4. 500日齢体重は, 制限区において対照区の87~91%まで減少した。これは飼料の制限比率である86~91%とよく一致する。
5. ヘンディ産卵率は, 白色レグホーン種で初産の遅れもあって, 対照区の91.5%と低い産卵を示したが, 一代雑種, ロード•アイランド•レッド種については, 96.9~99.9%の比率となった。4鶏群の平均値では, 96.7%となった。
6. 1日1羽当り生産卵重量は, 対照区に対し92.3~100.9%となり, 平均値では96.0%であった。
7. 生存率は, 対照区に対し99.3%の比率となり, 制限給飼による影響は見られなかった。
8. 飼料要求率は, すべての鶏群において対照区より0.18~0.28改善された。平均値で0.24下同った。
9. 制限給飼を鶏種別に検討すると, 白色レグホーン種の場合は, 90%給飼を下回る86.6%給与になったこともあってか, 初産日齢, 産卵率, 生存率の面において制限の影響を受けた。
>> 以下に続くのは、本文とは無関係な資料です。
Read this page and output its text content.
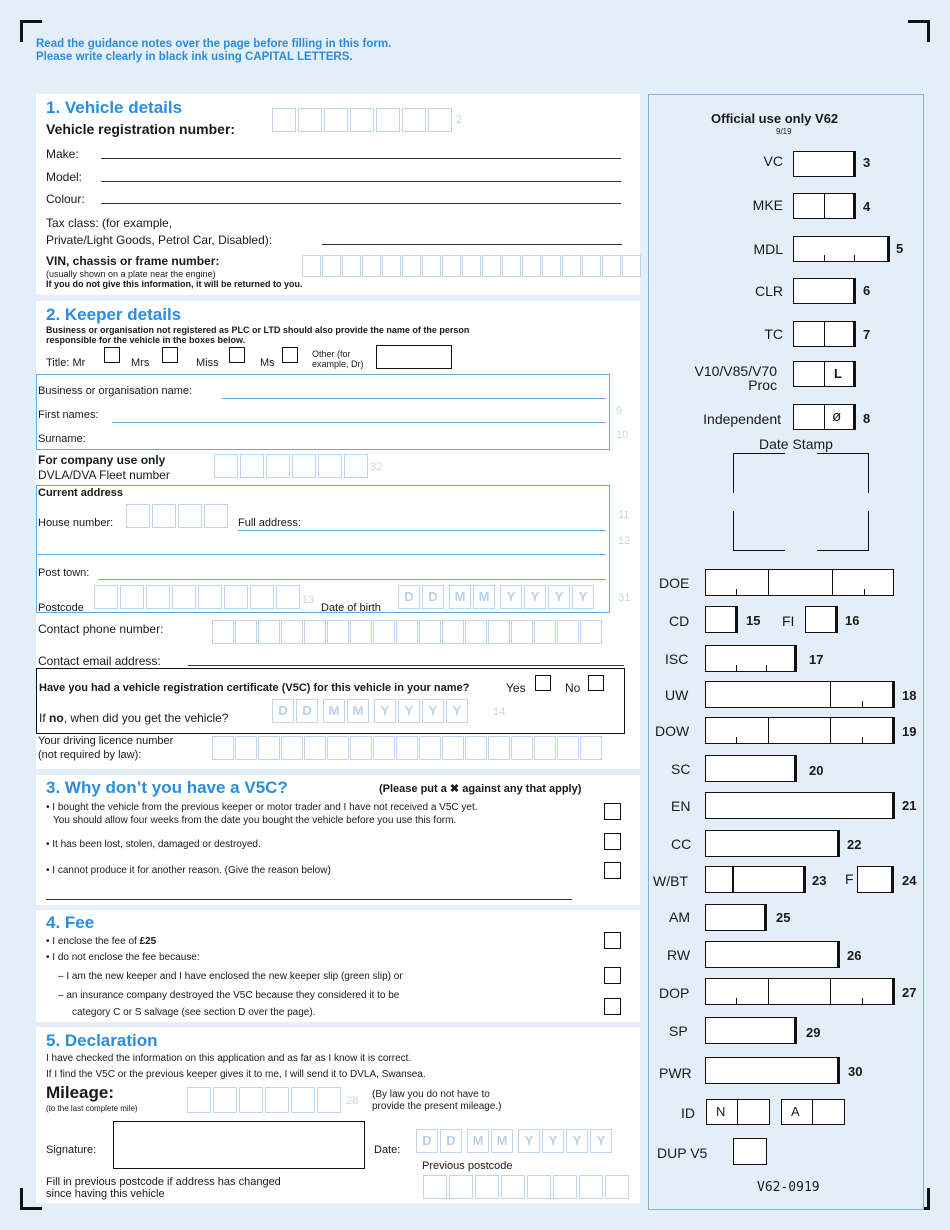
Read the guidance notes over the page before filling in this form.
Please write clearly in black ink using CAPITAL LETTERS.
1. Vehicle details
Vehicle registration number:
2
Make:
Model:
Colour:
Tax class: (for example,
Private/Light Goods, Petrol Car, Disabled):
VIN, chassis or frame number:
(usually shown on a plate near the engine)
If you do not give this information, it will be returned to you.
2. Keeper details
Business or organisation not registered as PLC or LTD should also provide the name of the person
responsible for the vehicle in the boxes below.
Title: Mr	Mrs	Miss	Ms
Other (for
example, Dr)
Business or organisation name:
First names:	9
Surname:	10
For company use only
DVLA/DVA Fleet number
32
Current address
House number:	Full address:
11
12
Post town:
Postcode
13
Date of birth
D	D	M	M	Y	Y	Y	Y	31
Contact phone number:
Contact email address:
Have you had a vehicle registration certificate (V5C) for this vehicle in your name?	Yes	No
If no, when did you get the vehicle?	D	D	M	M	Y	Y	Y	Y	14
Your driving licence number
(not required by law):
3. Why don’t you have a V5C?	(Please put a ✖ against any that apply)
• I bought the vehicle from the previous keeper or motor trader and I have not received a V5C yet.
You should allow four weeks from the date you bought the vehicle before you use this form.
• It has been lost, stolen, damaged or destroyed.
• I cannot produce it for another reason. (Give the reason below)
4. Fee
• I enclose the fee of £25
• I do not enclose the fee because:
– I am the new keeper and I have enclosed the new keeper slip (green slip) or
– an insurance company destroyed the V5C because they considered it to be
category C or S salvage (see section D over the page).
5. Declaration
I have checked the information on this application and as far as I know it is correct.
If I find the V5C or the previous keeper gives it to me, I will send it to DVLA, Swansea.
Mileage:
(to the last complete mile)
28
(By law you do not have to
provide the present mileage.)
Signature:	Date:
D	D	M	M	Y	Y	Y	Y
Previous postcode
Fill in previous postcode if address has changed
since having this vehicle
Official use only V62
9/19
VC	3
MKE	4
MDL	5
CLR	6
TC	7
V10/V85/V70
Proc
L
Independent	ø 8
Date Stamp
DOE
CD	15 FI	16
ISC	17
UW	18
DOW	19
SC	20
EN	21
CC	22
W/BT	23 F	24
AM	25
RW	26
DOP	27
SP	29
PWR	30
ID N	A
DUP V5
V62-0919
これに対し一代雑種, ロード•アイランド•レッド種は, 制限の影響が少ない傾向を示した。
10. 1羽当りの収益は, すべての鶏群において対照区を上回った。平均値で107.0円の増収となった。
11. 強制換羽後の産卵成績は, 卵重, 産卵数などについて, 1年度に制限給飼した区のほうが, 対照区を上回った。したがって, 制限給飼が2年度の産卵に影響をおよぼすようなことはなかった。